The evolving capabilities of solid-state lasers are proliferating new military applications. The US military has lasers on Army trucks and Navy ships to defend against small targets such as drones, mortar shells and other threats. The Air Force is researching the use of lasers on aircraft for defensive and offensive purposes.

Russian laser

A new Russian laser facility with a good reputation is called Kalina. This is intended to dazzle and temporarily blind the satellite’s optical sensors gathering information overhead. Similar to his LAIRCM in the US, blinding light requires saturating the sensor with enough light to render it non-functional. To achieve this goal, a sufficient amount of light must be accurately delivered to the satellite sensors. Given the very long distances and the fact that the laser beam must first pass through the Earth’s atmosphere, this is not an easy task.

Pointing lasers precisely into the far reaches of space is nothing new. For example, his 1971 NASA Apollo 15 mission placed a meter-sized reflector on the Moon.
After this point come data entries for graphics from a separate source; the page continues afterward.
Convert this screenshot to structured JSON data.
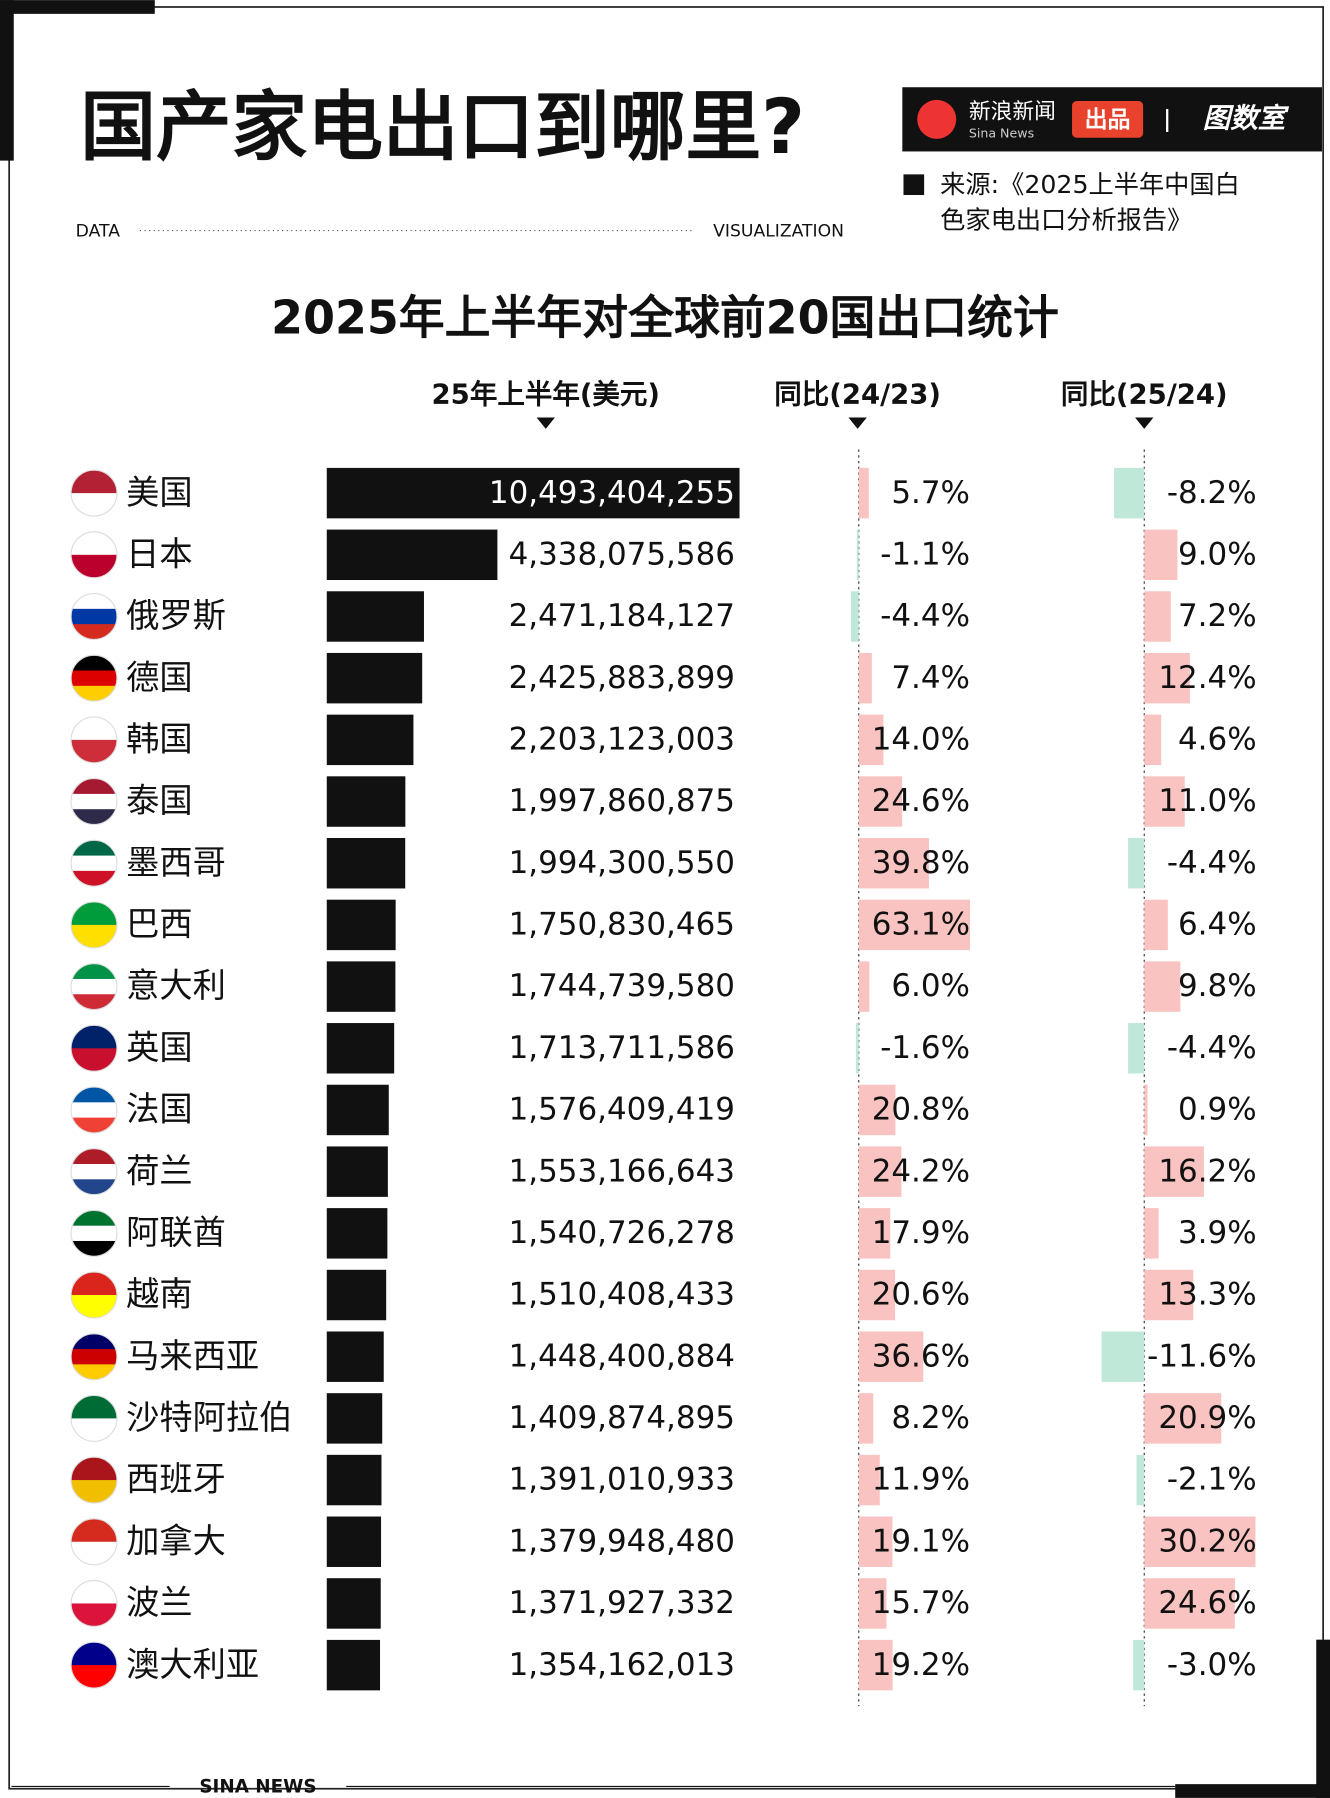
{
  "header": {
    "title": "国产家电出口到哪里?",
    "left_tag": "DATA",
    "right_tag": "VISUALIZATION",
    "brand": "新浪新闻",
    "brand_en": "Sina News",
    "produced": "出品",
    "studio": "图数室",
    "source_lines": [
      "来源:《2025上半年中国白",
      "色家电出口分析报告》"
    ],
    "footer": "SINA NEWS"
  },
  "chart_data": {
    "type": "bar",
    "orientation": "horizontal",
    "title": "2025年上半年对全球前20国出口统计",
    "categories": [
      "美国",
      "日本",
      "俄罗斯",
      "德国",
      "韩国",
      "泰国",
      "墨西哥",
      "巴西",
      "意大利",
      "英国",
      "法国",
      "荷兰",
      "阿联酋",
      "越南",
      "马来西亚",
      "沙特阿拉伯",
      "西班牙",
      "加拿大",
      "波兰",
      "澳大利亚"
    ],
    "series": [
      {
        "name": "25年上半年(美元)",
        "color": "#111111",
        "values": [
          10493404255,
          4338075586,
          2471184127,
          2425883899,
          2203123003,
          1997860875,
          1994300550,
          1750830465,
          1744739580,
          1713711586,
          1576409419,
          1553166643,
          1540726278,
          1510408433,
          1448400884,
          1409874895,
          1391010933,
          1379948480,
          1371927332,
          1354162013
        ],
        "value_labels": [
          "10,493,404,255",
          "4,338,075,586",
          "2,471,184,127",
          "2,425,883,899",
          "2,203,123,003",
          "1,997,860,875",
          "1,994,300,550",
          "1,750,830,465",
          "1,744,739,580",
          "1,713,711,586",
          "1,576,409,419",
          "1,553,166,643",
          "1,540,726,278",
          "1,510,408,433",
          "1,448,400,884",
          "1,409,874,895",
          "1,391,010,933",
          "1,379,948,480",
          "1,371,927,332",
          "1,354,162,013"
        ]
      },
      {
        "name": "同比(24/23)",
        "positive_color": "#f8c3c0",
        "negative_color": "#bfe8d8",
        "values": [
          5.7,
          -1.1,
          -4.4,
          7.4,
          14,
          24.6,
          39.8,
          63.1,
          6,
          -1.6,
          20.8,
          24.2,
          17.9,
          20.6,
          36.6,
          8.2,
          11.9,
          19.1,
          15.7,
          19.2
        ],
        "value_labels": [
          "5.7%",
          "-1.1%",
          "-4.4%",
          "7.4%",
          "14.0%",
          "24.6%",
          "39.8%",
          "63.1%",
          "6.0%",
          "-1.6%",
          "20.8%",
          "24.2%",
          "17.9%",
          "20.6%",
          "36.6%",
          "8.2%",
          "11.9%",
          "19.1%",
          "15.7%",
          "19.2%"
        ]
      },
      {
        "name": "同比(25/24)",
        "positive_color": "#f8c3c0",
        "negative_color": "#bfe8d8",
        "values": [
          -8.2,
          9,
          7.2,
          12.4,
          4.6,
          11,
          -4.4,
          6.4,
          9.8,
          -4.4,
          0.9,
          16.2,
          3.9,
          13.3,
          -11.6,
          20.9,
          -2.1,
          30.2,
          24.6,
          -3
        ],
        "value_labels": [
          "-8.2%",
          "9.0%",
          "7.2%",
          "12.4%",
          "4.6%",
          "11.0%",
          "-4.4%",
          "6.4%",
          "9.8%",
          "-4.4%",
          "0.9%",
          "16.2%",
          "3.9%",
          "13.3%",
          "-11.6%",
          "20.9%",
          "-2.1%",
          "30.2%",
          "24.6%",
          "-3.0%"
        ]
      }
    ]
  }
}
This reflector is targeted by lasers on Earth and provides location information. Providing sufficient photons over long distances comes down to the laser power level and its optical system.

Kalina reportedly operates in infrared pulsed mode, producing about 1,000 joules per square centimeter. By comparison, pulsed lasers used in retinal surgery are only about 1/10,000th the power. Kalina delivers most of the photons it produces over the long distances the satellite orbits overhead. This is possible because lasers form highly collimated beams. In other words, the photons travel parallel, so the beam does not diverge. Carina uses a telescope several meters in diameter to focus the beam.

Spy satellites that use optical sensors tend to operate in low earth orbit at altitudes of hundreds of kilometers. It usually takes several minutes for these satellites to pass a particular point on the surface of the earth. This requires Kalina to be able to operate continuously for that period of time while maintaining a permanent track with its optical sensor. These functions are performed by the telescope system.

Based on reported telescope details, Kalina can target overhead satellites with paths of hundreds of miles. It will be possible to protect against information gathering by optical sensors. 40,000 square miles is roughly the size of Kentucky.

Russia claims to have deployed a less capable truck-mounted laser dazzle system called Peresvet in 2019. However, there is no confirmation that it was used successfully.

Laser power levels will likely continue to increase, and beyond the temporary glare effect, can permanently damage the sensor’s imaging hardware. Although the development of laser technology is heading in that direction, the use of such lasers has important policy considerations. Permanent destruction of space-based sensors by nation states could be viewed as an act of aggression leading to rapid escalation of tensions.

cosmic laser

An even bigger concern is the potential deployment of laser weapons into space. Such a system would be very effective as the target range would likely be significantly reduced and there would be no atmosphere to weaken the beam. The power levels required for space-based lasers to seriously damage a spacecraft are greatly reduced compared to ground-based systems.

Additionally, space-based lasers can be used to target satellites by pointing the lasers at propellant tanks and power systems. This completely disables the spacecraft if damaged.

As technology continues to advance, the use of laser weapons in space becomes more likely. The question looks like this: What are the results?conversation

Iain Boyd, Professor of Aerospace Engineering Science, University of Colorado Boulder

This article is reprinted from The Conversation under a Creative Commons license. Please read the original article.